From 11 AM – 4 PM and FREE ENTRY. Featuring Nicole LoBue of Alimentary Kitchen serving a spectacular morning feast. The brunch will be accompanied by a mini Farm & Flea - a preview of Basilica’s wildly successful Thanksgiving weekend marketplace showcasing a collection of quality products presented by a diverse group of regional makers, farmers, and vintage collectors. Promoting the talents and resources within our community, Sunday’s happenings are free entry, family-friendly and open to all.

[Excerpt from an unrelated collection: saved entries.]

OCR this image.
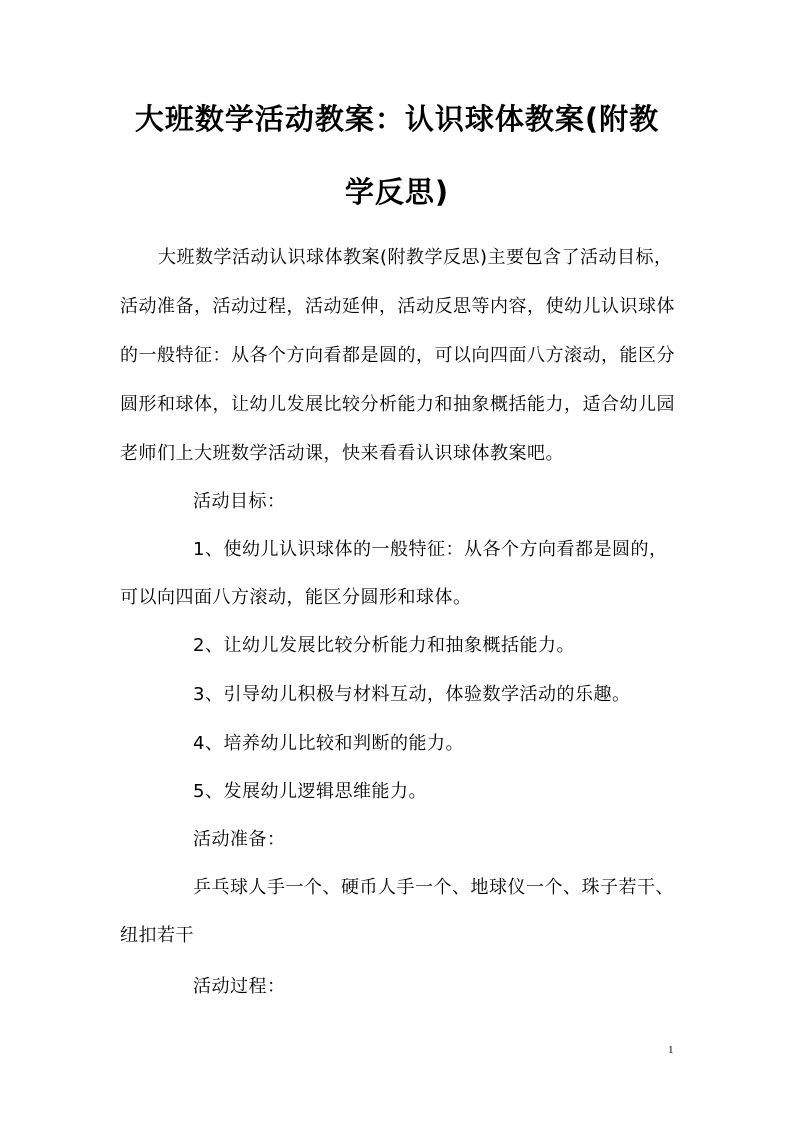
大班数学活动教案：认识球体教案(附教
学反思)
大班数学活动认识球体教案(附教学反思)主要包含了活动目标，
活动准备，活动过程，活动延伸，活动反思等内容，使幼儿认识球体
的一般特征：从各个方向看都是圆的，可以向四面八方滚动，能区分
圆形和球体，让幼儿发展比较分析能力和抽象概括能力，适合幼儿园
老师们上大班数学活动课，快来看看认识球体教案吧。
活动目标：
1、使幼儿认识球体的一般特征：从各个方向看都是圆的，
可以向四面八方滚动，能区分圆形和球体。
2、让幼儿发展比较分析能力和抽象概括能力。
3、引导幼儿积极与材料互动，体验数学活动的乐趣。
4、培养幼儿比较和判断的能力。
5、发展幼儿逻辑思维能力。
活动准备：
乒乓球人手一个、硬币人手一个、地球仪一个、珠子若干、
纽扣若干
活动过程：
1
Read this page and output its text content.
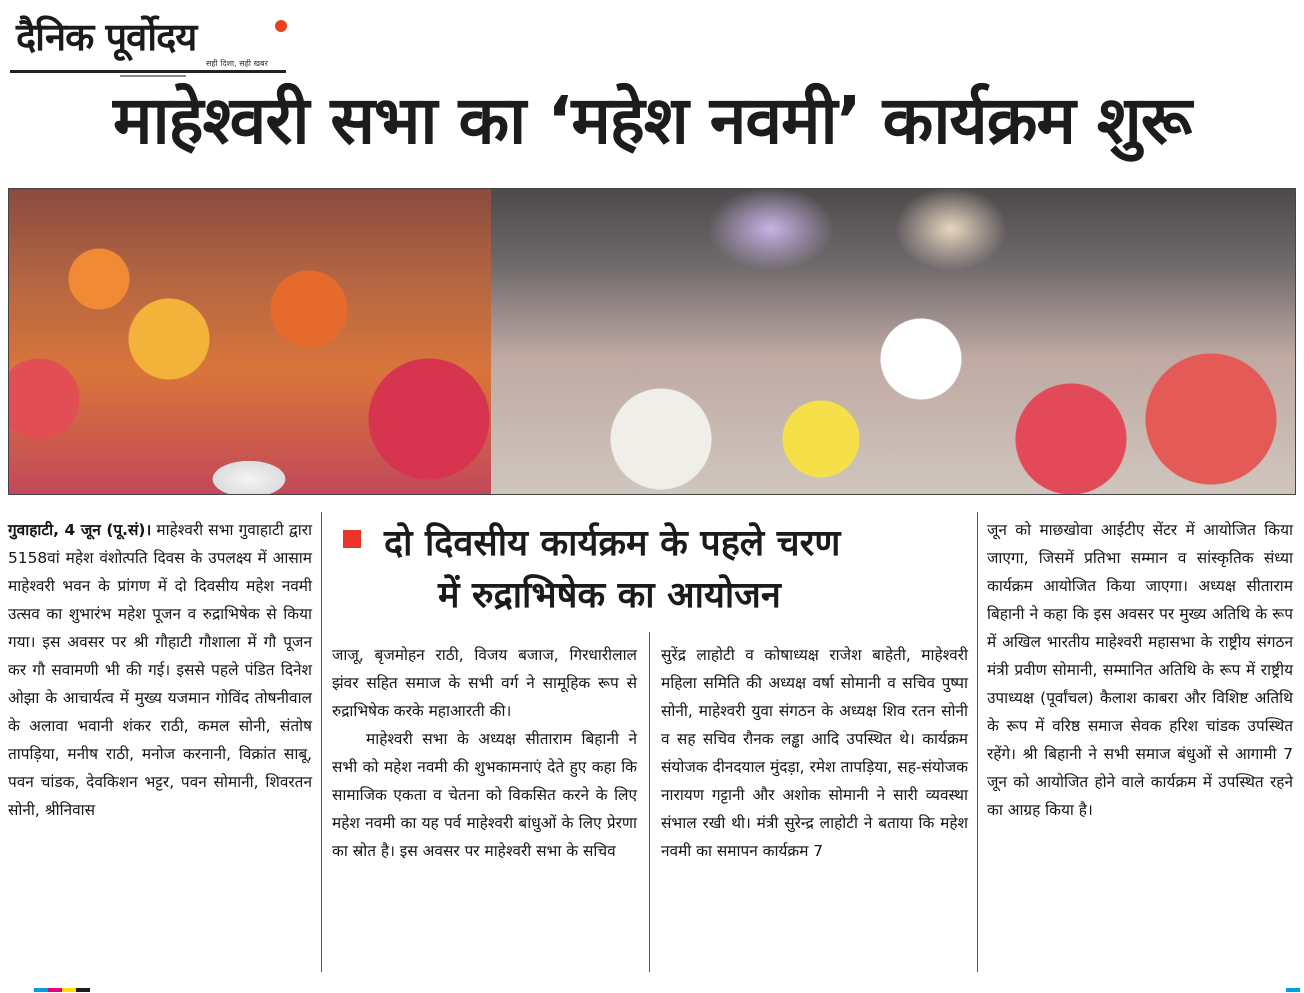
दैनिक पूर्वोदय
सही दिशा, सही खबर
माहेश्वरी सभा का ‘महेश नवमी’ कार्यक्रम शुरू

गुवाहाटी, 4 जून (पू.सं)। माहेश्वरी सभा गुवाहाटी द्वारा 5158वां महेश वंशोत्पति दिवस के उपलक्ष्य में आसाम माहेश्वरी भवन के प्रांगण में दो दिवसीय महेश नवमी उत्सव का शुभारंभ महेश पूजन व रुद्राभिषेक से किया गया। इस अवसर पर श्री गौहाटी गौशाला में गौ पूजन कर गौ सवामणी भी की गई। इससे पहले पंडित दिनेश ओझा के आचार्यत्व में मुख्य यजमान गोविंद तोषनीवाल के अलावा भवानी शंकर राठी, कमल सोनी, संतोष तापड़िया, मनीष राठी, मनोज करनानी, विक्रांत साबू, पवन चांडक, देवकिशन भट्टर, पवन सोमानी, शिवरतन सोनी, श्रीनिवास

दो दिवसीय कार्यक्रम के पहले चरण
में रुद्राभिषेक का आयोजन
जाजू, बृजमोहन राठी, विजय बजाज, गिरधारीलाल झंवर सहित समाज के सभी वर्ग ने सामूहिक रूप से रुद्राभिषेक करके महाआरती की।
माहेश्वरी सभा के अध्यक्ष सीताराम बिहानी ने सभी को महेश नवमी की शुभकामनाएं देते हुए कहा कि सामाजिक एकता व चेतना को विकसित करने के लिए महेश नवमी का यह पर्व माहेश्वरी बांधुओं के लिए प्रेरणा का स्रोत है। इस अवसर पर माहेश्वरी सभा के सचिव

सुरेंद्र लाहोटी व कोषाध्यक्ष राजेश बाहेती, माहेश्वरी महिला समिति की अध्यक्ष वर्षा सोमानी व सचिव पुष्पा सोनी, माहेश्वरी युवा संगठन के अध्यक्ष शिव रतन सोनी व सह सचिव रौनक लड्ढा आदि उपस्थित थे। कार्यक्रम संयोजक दीनदयाल मुंदड़ा, रमेश तापड़िया, सह-संयोजक नारायण गट्टानी और अशोक सोमानी ने सारी व्यवस्था संभाल रखी थी। मंत्री सुरेन्द्र लाहोटी ने बताया कि महेश नवमी का समापन कार्यक्रम 7

जून को माछखोवा आईटीए सेंटर में आयोजित किया जाएगा, जिसमें प्रतिभा सम्मान व सांस्कृतिक संध्या कार्यक्रम आयोजित किया जाएगा। अध्यक्ष सीताराम बिहानी ने कहा कि इस अवसर पर मुख्य अतिथि के रूप में अखिल भारतीय माहेश्वरी महासभा के राष्ट्रीय संगठन मंत्री प्रवीण सोमानी, सम्मानित अतिथि के रूप में राष्ट्रीय उपाध्यक्ष (पूर्वांचल) कैलाश काबरा और विशिष्ट अतिथि के रूप में वरिष्ठ समाज सेवक हरिश चांडक उपस्थित रहेंगे। श्री बिहानी ने सभी समाज बंधुओं से आगामी 7 जून को आयोजित होने वाले कार्यक्रम में उपस्थित रहने का आग्रह किया है।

BASILICA FARM & FLEA PRESENTS:
SUNDAY BRUNCH AND MARKET PLACE
“More festivals, in idyllic destinations or not, should explicitly be this way: a declaration and a creative act, in which a lot of different kinds of musical and literary sensibilities, low-key or oblique or confrontational, barely out of the egg or middle-aged and experienced, can be made memorable by juxtaposition and setting.”
—Ben Ratliff, NY Times
“Basilica Soundscape didn’t just feel like an aesthetic victory. The efforts of the Basilica team are one of many necessary measures that need to be taken when real-estate prices affect the cultural health of a city. Everyone has their 1991 Montreal or their 1982 New York or their 2005 Los Angeles, when things were cheap and messy and possible. Right now, Basilica Soundscape feels like that, and it’s a joy.”